First it was California (version 1 and version 2); then it was Virginia. Now it is Colorado. IT IS NOT GOING TO STOP THERE.
California’s CCPA covered human resources data somewhat. CPRA covers it completely and will require HR departments to create programs to protect HR data.
This includes notices at the time data is collected, new data privacy practices, new rules for third parties that the company uses and procedures for when employees exercise their rights.
While Virginia and Colorado were the next two dominoes to fall, there are about two dozen bills in various state houses.
Some of these cover HR data; others do not.
The Colorado and Virginia are more likely to be the model going forward – with, of course, twists and turns. In part, this is because these laws are written more coherently. Of course that doesn’t mean that some states won’t model their laws after the California.

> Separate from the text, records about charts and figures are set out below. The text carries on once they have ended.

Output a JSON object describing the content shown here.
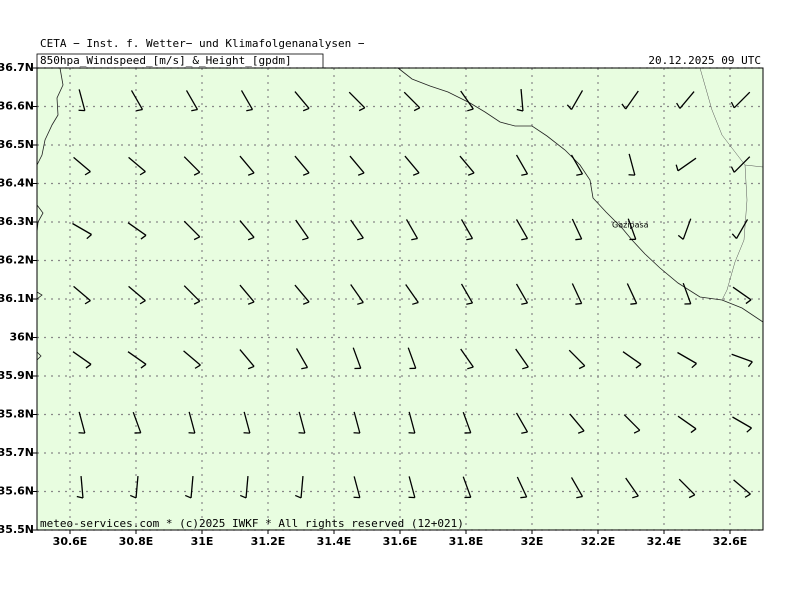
{
  "header": {
    "institute": "CETA − Inst. f. Wetter− und Klimafolgenanalysen −",
    "field": "850hpa_Windspeed_[m/s]_&_Height_[gpdm]",
    "valid_time": "20.12.2025 09 UTC"
  },
  "map": {
    "lonlim": [
      30.5,
      32.7
    ],
    "latlim": [
      35.5,
      36.7
    ],
    "lon_ticks": [
      {
        "value": 30.6,
        "label": "30.6E"
      },
      {
        "value": 30.8,
        "label": "30.8E"
      },
      {
        "value": 31,
        "label": "31E"
      },
      {
        "value": 31.2,
        "label": "31.2E"
      },
      {
        "value": 31.4,
        "label": "31.4E"
      },
      {
        "value": 31.6,
        "label": "31.6E"
      },
      {
        "value": 31.8,
        "label": "31.8E"
      },
      {
        "value": 32,
        "label": "32E"
      },
      {
        "value": 32.2,
        "label": "32.2E"
      },
      {
        "value": 32.4,
        "label": "32.4E"
      },
      {
        "value": 32.6,
        "label": "32.6E"
      }
    ],
    "lat_ticks": [
      {
        "value": 36.7,
        "label": "36.7N"
      },
      {
        "value": 36.6,
        "label": "36.6N"
      },
      {
        "value": 36.5,
        "label": "36.5N"
      },
      {
        "value": 36.4,
        "label": "36.4N"
      },
      {
        "value": 36.3,
        "label": "36.3N"
      },
      {
        "value": 36.2,
        "label": "36.2N"
      },
      {
        "value": 36.1,
        "label": "36.1N"
      },
      {
        "value": 36,
        "label": "36N"
      },
      {
        "value": 35.9,
        "label": "35.9N"
      },
      {
        "value": 35.8,
        "label": "35.8N"
      },
      {
        "value": 35.7,
        "label": "35.7N"
      },
      {
        "value": 35.6,
        "label": "35.6N"
      },
      {
        "value": 35.5,
        "label": "35.5N"
      }
    ],
    "place": "Gazipasa",
    "wind_direction_deg": [
      [
        345,
        330,
        330,
        330,
        320,
        315,
        315,
        325,
        355,
        30,
        35,
        40,
        45
      ],
      [
        310,
        310,
        315,
        320,
        320,
        320,
        320,
        320,
        330,
        330,
        345,
        55,
        45
      ],
      [
        300,
        305,
        315,
        320,
        325,
        325,
        330,
        330,
        330,
        335,
        340,
        20,
        30
      ],
      [
        310,
        310,
        315,
        320,
        320,
        325,
        325,
        330,
        330,
        335,
        335,
        340,
        305
      ],
      [
        305,
        305,
        310,
        320,
        330,
        340,
        340,
        325,
        325,
        315,
        305,
        300,
        290
      ],
      [
        345,
        340,
        345,
        345,
        345,
        345,
        345,
        340,
        330,
        320,
        315,
        305,
        300
      ],
      [
        355,
        5,
        5,
        5,
        5,
        345,
        345,
        340,
        335,
        330,
        325,
        315,
        310
      ]
    ]
  },
  "footer": "meteo-services.com * (c)2025 IWKF * All rights reserved (12+021)"
}
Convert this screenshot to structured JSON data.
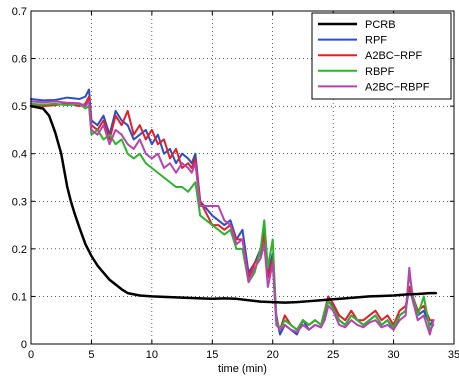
{
  "chart_data": {
    "type": "line",
    "title": "",
    "xlabel": "time (min)",
    "ylabel": "",
    "xlim": [
      0,
      35
    ],
    "ylim": [
      0,
      0.7
    ],
    "xticks": [
      0,
      5,
      10,
      15,
      20,
      25,
      30,
      35
    ],
    "xtick_labels": [
      "0",
      "5",
      "10",
      "15",
      "20",
      "25",
      "30",
      "35"
    ],
    "yticks": [
      0,
      0.1,
      0.2,
      0.3,
      0.4,
      0.5,
      0.6,
      0.7
    ],
    "ytick_labels": [
      "0",
      "0.1",
      "0.2",
      "0.3",
      "0.4",
      "0.5",
      "0.6",
      "0.7"
    ],
    "grid": true,
    "grid_style": "dotted",
    "legend_position": "top-right",
    "series": [
      {
        "name": "PCRB",
        "color": "#000000",
        "x": [
          0,
          1,
          1.5,
          2,
          2.5,
          3,
          3.3,
          3.6,
          4,
          4.5,
          5,
          5.5,
          6,
          6.5,
          7,
          7.5,
          8,
          9,
          10,
          11,
          12,
          13,
          14,
          15,
          16,
          17,
          18,
          19,
          20,
          21,
          22,
          23,
          24,
          25,
          26,
          27,
          28,
          29,
          30,
          31,
          32,
          33,
          33.5
        ],
        "y": [
          0.5,
          0.495,
          0.48,
          0.445,
          0.4,
          0.33,
          0.3,
          0.275,
          0.245,
          0.21,
          0.185,
          0.165,
          0.15,
          0.135,
          0.125,
          0.115,
          0.107,
          0.102,
          0.1,
          0.099,
          0.098,
          0.097,
          0.096,
          0.095,
          0.096,
          0.095,
          0.092,
          0.089,
          0.088,
          0.087,
          0.088,
          0.09,
          0.092,
          0.094,
          0.096,
          0.098,
          0.1,
          0.101,
          0.102,
          0.104,
          0.105,
          0.107,
          0.107
        ]
      },
      {
        "name": "RPF",
        "color": "#2b4ec8",
        "x": [
          0,
          1,
          2,
          3,
          4,
          4.5,
          4.8,
          5,
          5.5,
          6,
          6.5,
          7,
          7.5,
          8,
          8.5,
          9,
          9.5,
          10,
          10.5,
          11,
          11.5,
          12,
          12.5,
          13,
          13.3,
          13.6,
          14,
          15,
          15.5,
          16,
          16.5,
          17,
          17.5,
          18,
          18.5,
          19,
          19.3,
          19.6,
          20,
          20.3,
          20.6,
          21,
          21.5,
          22,
          22.5,
          23,
          23.5,
          24,
          24.3,
          24.6,
          25,
          25.5,
          26,
          26.5,
          27,
          27.5,
          28,
          28.5,
          29,
          29.5,
          30,
          30.5,
          31,
          31.3,
          31.6,
          32,
          32.5,
          33,
          33.3
        ],
        "y": [
          0.515,
          0.512,
          0.513,
          0.518,
          0.515,
          0.52,
          0.535,
          0.47,
          0.46,
          0.48,
          0.44,
          0.49,
          0.47,
          0.46,
          0.43,
          0.44,
          0.45,
          0.42,
          0.44,
          0.4,
          0.41,
          0.38,
          0.4,
          0.39,
          0.38,
          0.4,
          0.3,
          0.27,
          0.26,
          0.25,
          0.26,
          0.22,
          0.24,
          0.15,
          0.17,
          0.2,
          0.24,
          0.15,
          0.19,
          0.06,
          0.02,
          0.04,
          0.03,
          0.02,
          0.05,
          0.03,
          0.04,
          0.035,
          0.06,
          0.09,
          0.08,
          0.05,
          0.04,
          0.06,
          0.05,
          0.04,
          0.05,
          0.06,
          0.04,
          0.05,
          0.03,
          0.06,
          0.07,
          0.12,
          0.09,
          0.06,
          0.07,
          0.04,
          0.05
        ]
      },
      {
        "name": "A2BC−RPF",
        "color": "#e0202a",
        "x": [
          0,
          1,
          2,
          3,
          4,
          4.5,
          4.8,
          5,
          5.5,
          6,
          6.5,
          7,
          7.5,
          8,
          8.5,
          9,
          9.5,
          10,
          10.5,
          11,
          11.5,
          12,
          12.5,
          13,
          13.3,
          13.6,
          14,
          15,
          15.5,
          16,
          16.5,
          17,
          17.5,
          18,
          18.5,
          19,
          19.3,
          19.6,
          20,
          20.3,
          20.6,
          21,
          21.5,
          22,
          22.5,
          23,
          23.5,
          24,
          24.3,
          24.6,
          25,
          25.5,
          26,
          26.5,
          27,
          27.5,
          28,
          28.5,
          29,
          29.5,
          30,
          30.5,
          31,
          31.3,
          31.6,
          32,
          32.5,
          33,
          33.3
        ],
        "y": [
          0.505,
          0.5,
          0.502,
          0.506,
          0.5,
          0.505,
          0.52,
          0.46,
          0.45,
          0.47,
          0.43,
          0.48,
          0.46,
          0.49,
          0.44,
          0.46,
          0.43,
          0.45,
          0.42,
          0.43,
          0.39,
          0.41,
          0.37,
          0.38,
          0.37,
          0.39,
          0.3,
          0.25,
          0.25,
          0.24,
          0.25,
          0.22,
          0.22,
          0.14,
          0.17,
          0.19,
          0.23,
          0.14,
          0.18,
          0.05,
          0.03,
          0.06,
          0.04,
          0.03,
          0.05,
          0.04,
          0.05,
          0.04,
          0.07,
          0.1,
          0.085,
          0.06,
          0.05,
          0.07,
          0.05,
          0.05,
          0.06,
          0.07,
          0.05,
          0.06,
          0.04,
          0.07,
          0.08,
          0.12,
          0.1,
          0.07,
          0.08,
          0.05,
          0.05
        ]
      },
      {
        "name": "RBPF",
        "color": "#2fb32f",
        "x": [
          0,
          1,
          2,
          3,
          4,
          4.5,
          4.8,
          5,
          5.5,
          6,
          6.5,
          7,
          7.5,
          8,
          8.5,
          9,
          9.5,
          10,
          10.5,
          11,
          11.5,
          12,
          12.5,
          13,
          13.3,
          13.6,
          14,
          15,
          15.5,
          16,
          16.5,
          17,
          17.5,
          18,
          18.5,
          19,
          19.3,
          19.6,
          20,
          20.3,
          20.6,
          21,
          21.5,
          22,
          22.5,
          23,
          23.5,
          24,
          24.3,
          24.6,
          25,
          25.5,
          26,
          26.5,
          27,
          27.5,
          28,
          28.5,
          29,
          29.5,
          30,
          30.5,
          31,
          31.3,
          31.6,
          32,
          32.5,
          33,
          33.3
        ],
        "y": [
          0.505,
          0.503,
          0.505,
          0.502,
          0.505,
          0.495,
          0.5,
          0.44,
          0.45,
          0.43,
          0.44,
          0.42,
          0.43,
          0.4,
          0.39,
          0.4,
          0.38,
          0.37,
          0.36,
          0.35,
          0.34,
          0.33,
          0.33,
          0.32,
          0.33,
          0.34,
          0.27,
          0.25,
          0.24,
          0.23,
          0.24,
          0.2,
          0.2,
          0.13,
          0.15,
          0.2,
          0.26,
          0.16,
          0.22,
          0.05,
          0.03,
          0.05,
          0.04,
          0.03,
          0.05,
          0.04,
          0.05,
          0.04,
          0.07,
          0.09,
          0.075,
          0.05,
          0.04,
          0.06,
          0.05,
          0.04,
          0.05,
          0.06,
          0.04,
          0.05,
          0.035,
          0.06,
          0.07,
          0.15,
          0.1,
          0.06,
          0.1,
          0.03,
          0.04
        ]
      },
      {
        "name": "A2BC−RBPF",
        "color": "#b844b0",
        "x": [
          0,
          1,
          2,
          3,
          4,
          4.5,
          4.8,
          5,
          5.5,
          6,
          6.5,
          7,
          7.5,
          8,
          8.5,
          9,
          9.5,
          10,
          10.5,
          11,
          11.5,
          12,
          12.5,
          13,
          13.3,
          13.6,
          14,
          15,
          15.5,
          16,
          16.5,
          17,
          17.5,
          18,
          18.5,
          19,
          19.3,
          19.6,
          20,
          20.3,
          20.6,
          21,
          21.5,
          22,
          22.5,
          23,
          23.5,
          24,
          24.3,
          24.6,
          25,
          25.5,
          26,
          26.5,
          27,
          27.5,
          28,
          28.5,
          29,
          29.5,
          30,
          30.5,
          31,
          31.3,
          31.6,
          32,
          32.5,
          33,
          33.3
        ],
        "y": [
          0.51,
          0.508,
          0.51,
          0.507,
          0.506,
          0.5,
          0.51,
          0.45,
          0.44,
          0.46,
          0.42,
          0.45,
          0.44,
          0.42,
          0.41,
          0.43,
          0.4,
          0.39,
          0.4,
          0.37,
          0.38,
          0.36,
          0.38,
          0.37,
          0.36,
          0.38,
          0.29,
          0.29,
          0.29,
          0.26,
          0.25,
          0.21,
          0.22,
          0.13,
          0.16,
          0.18,
          0.21,
          0.12,
          0.17,
          0.04,
          0.03,
          0.04,
          0.03,
          0.025,
          0.04,
          0.03,
          0.04,
          0.035,
          0.05,
          0.08,
          0.07,
          0.04,
          0.035,
          0.05,
          0.04,
          0.035,
          0.045,
          0.05,
          0.035,
          0.04,
          0.03,
          0.05,
          0.06,
          0.16,
          0.09,
          0.05,
          0.06,
          0.02,
          0.05
        ]
      }
    ]
  }
}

Unlike California, the Colorado and Virginia laws do not allow for a private right of action – a key contention in getting an agreement for a national privacy law. The Colorado law does allow local district attorneys to go after violators.
All of these laws have three different sets of responsibilities –
- Data controllers – the company or person responsible for the data
- Data processors – an organization that acts as an agent for the controller and in some way processes the data
- The individuals – who have new data rights
Even if the law in a particular state does not affect employee data, HR is likely going to need to be involved anyway. New policies and programs will affect employees in many ways and HR will need to help companies navigate the new path.
and, of course, companies are going to need to figure out where their customers and visitors are located because the laws effect is based on their location, not yours.
In addition, companies will need to engage legal talent, whether internal or external.
January 1, 2023 is really not that far away.